Alguns anos atrás, houve relatos sobre homens no Sul da Ásia que eram de famílias imigrantes e que morreram durante um pesadelo, sem que houvesse conexão alguma entre eles.Wes Craven se inspirou nesses casos para criar o filme “A Hora do Pesadelo”. Você já deve ter visto, aquele do Freddy Krueger. Uma dessas vítimas era o filho de um físico. Ele tinha 21 anos. Foi considerado um fenômeno no Laos, Camboja. Todos da família falavam para ele a mesma coisa: “Você deve dormir”. Ele respondia: “Não, vocês não entendem. Sempre tive pesadelos, mas este é diferente”. Ele não queria dormir, nem com pílulas. Passaram-se seis, sete dias. Finalmente, ele estava assistindo televisão e acabou cochilando no sofá, e seus familiares disseram: “Graças a Deus.” Eles o carregaram literalmente para a cama, completamente exausto. Todo mundo foi para a cama pensando que os problemas tinham terminado. No meio da noite, eles foram acordados com gritos e um barulho. Correram para o quarto, mas quando chegaram lá ele já estava morto. Uma autópsia foi realizada e não houve constatação de ataque cardíaco; ele simplesmente morreu de causas inexplicadas.
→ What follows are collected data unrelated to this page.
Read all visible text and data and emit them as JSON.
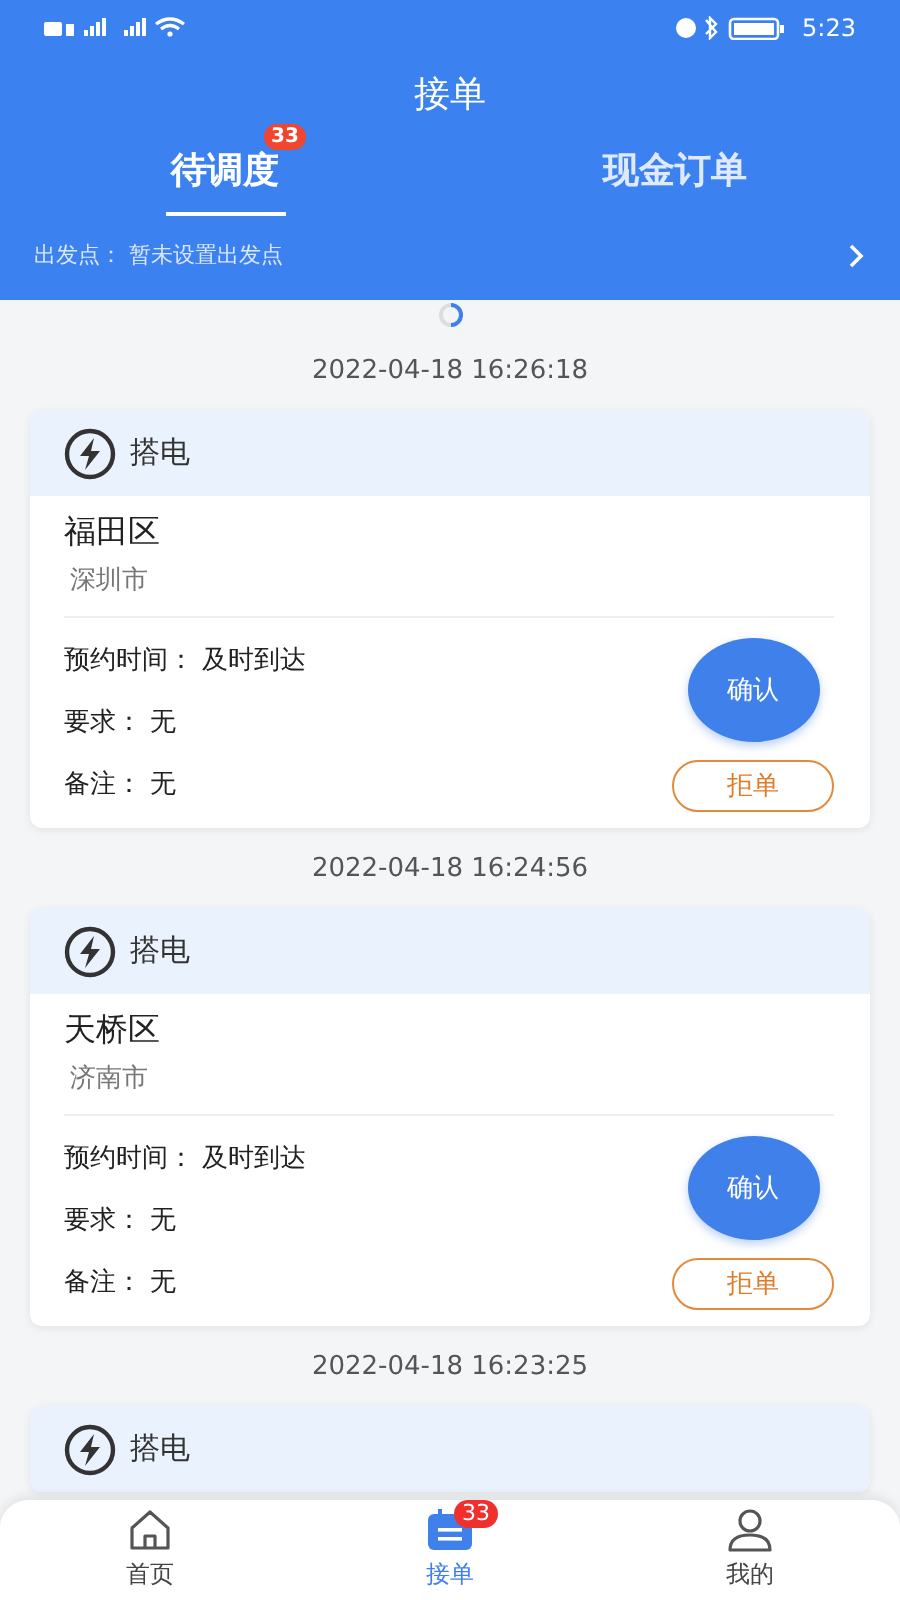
{
  "status_bar": {
    "time": "5:23"
  },
  "header": {
    "title": "接单",
    "tabs": [
      {
        "label": "待调度",
        "badge": "33",
        "selected": true
      },
      {
        "label": "现金订单",
        "selected": false
      }
    ],
    "origin": "出发点：  暂未设置出发点"
  },
  "orders": [
    {
      "time": "2022-04-18 16:26:18",
      "type": "搭电",
      "district": "福田区",
      "city": "深圳市",
      "fields": [
        "预约时间：  及时到达",
        "要求：  无",
        "备注：  无"
      ],
      "confirm": "确认",
      "reject": "拒单"
    },
    {
      "time": "2022-04-18 16:24:56",
      "type": "搭电",
      "district": "天桥区",
      "city": "济南市",
      "fields": [
        "预约时间：  及时到达",
        "要求：  无",
        "备注：  无"
      ],
      "confirm": "确认",
      "reject": "拒单"
    },
    {
      "time": "2022-04-18 16:23:25",
      "type": "搭电"
    }
  ],
  "bottom_nav": [
    {
      "label": "首页",
      "kind": "home",
      "selected": false
    },
    {
      "label": "接单",
      "kind": "orders",
      "badge": "33",
      "selected": true
    },
    {
      "label": "我的",
      "kind": "user",
      "selected": false
    }
  ]
}
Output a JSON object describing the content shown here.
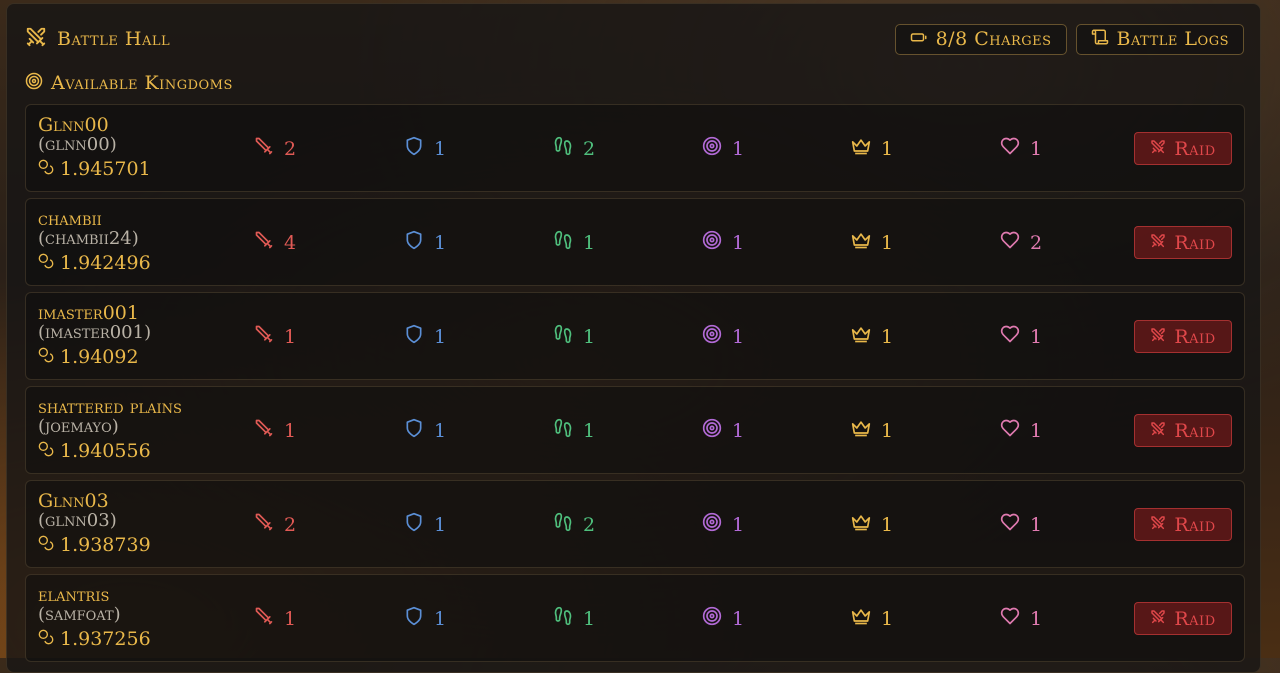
{
  "header": {
    "title": "Battle Hall",
    "charges_label": "8/8 Charges",
    "logs_label": "Battle Logs"
  },
  "section": {
    "title": "Available Kingdoms"
  },
  "raid_label": "Raid",
  "stat_colors": {
    "attack": "#e05a55",
    "defense": "#5b8fd6",
    "speed": "#4fbf7d",
    "accuracy": "#b26ad6",
    "crown": "#e9b84a",
    "health": "#e07ab0"
  },
  "kingdoms": [
    {
      "name": "Glnn00",
      "owner": "(glnn00)",
      "power": "1.945701",
      "attack": "2",
      "defense": "1",
      "speed": "2",
      "accuracy": "1",
      "crown": "1",
      "health": "1"
    },
    {
      "name": "chambii",
      "owner": "(chambii24)",
      "power": "1.942496",
      "attack": "4",
      "defense": "1",
      "speed": "1",
      "accuracy": "1",
      "crown": "1",
      "health": "2"
    },
    {
      "name": "imaster001",
      "owner": "(imaster001)",
      "power": "1.94092",
      "attack": "1",
      "defense": "1",
      "speed": "1",
      "accuracy": "1",
      "crown": "1",
      "health": "1"
    },
    {
      "name": "shattered plains",
      "owner": "(joemayo)",
      "power": "1.940556",
      "attack": "1",
      "defense": "1",
      "speed": "1",
      "accuracy": "1",
      "crown": "1",
      "health": "1"
    },
    {
      "name": "Glnn03",
      "owner": "(glnn03)",
      "power": "1.938739",
      "attack": "2",
      "defense": "1",
      "speed": "2",
      "accuracy": "1",
      "crown": "1",
      "health": "1"
    },
    {
      "name": "elantris",
      "owner": "(samfoat)",
      "power": "1.937256",
      "attack": "1",
      "defense": "1",
      "speed": "1",
      "accuracy": "1",
      "crown": "1",
      "health": "1"
    }
  ]
}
Em seu guarda-roupa, havia uma garrafa com café quente, usada para se manter acordado, e várias pílulas para dormir que a família acreditava que ele costumava tomar. Foi uma história dramática e incrível, que intrigou a região por cerca de um ano.

Você se pergunta o que isso tem a ver com a minha história, e como é que eu sei do caso desse rapaz. A resposta é simples: É porque eu pesquisei sobre o assunto, e acabei conhecendo histórias como essa. Elas são verdadeiras, se você quiser é só procurar também, mas pelo seu bem, eu não recomendo. E quanto a mim, eu vou contar o porquê do meu interesse em pesquisar tal assunto.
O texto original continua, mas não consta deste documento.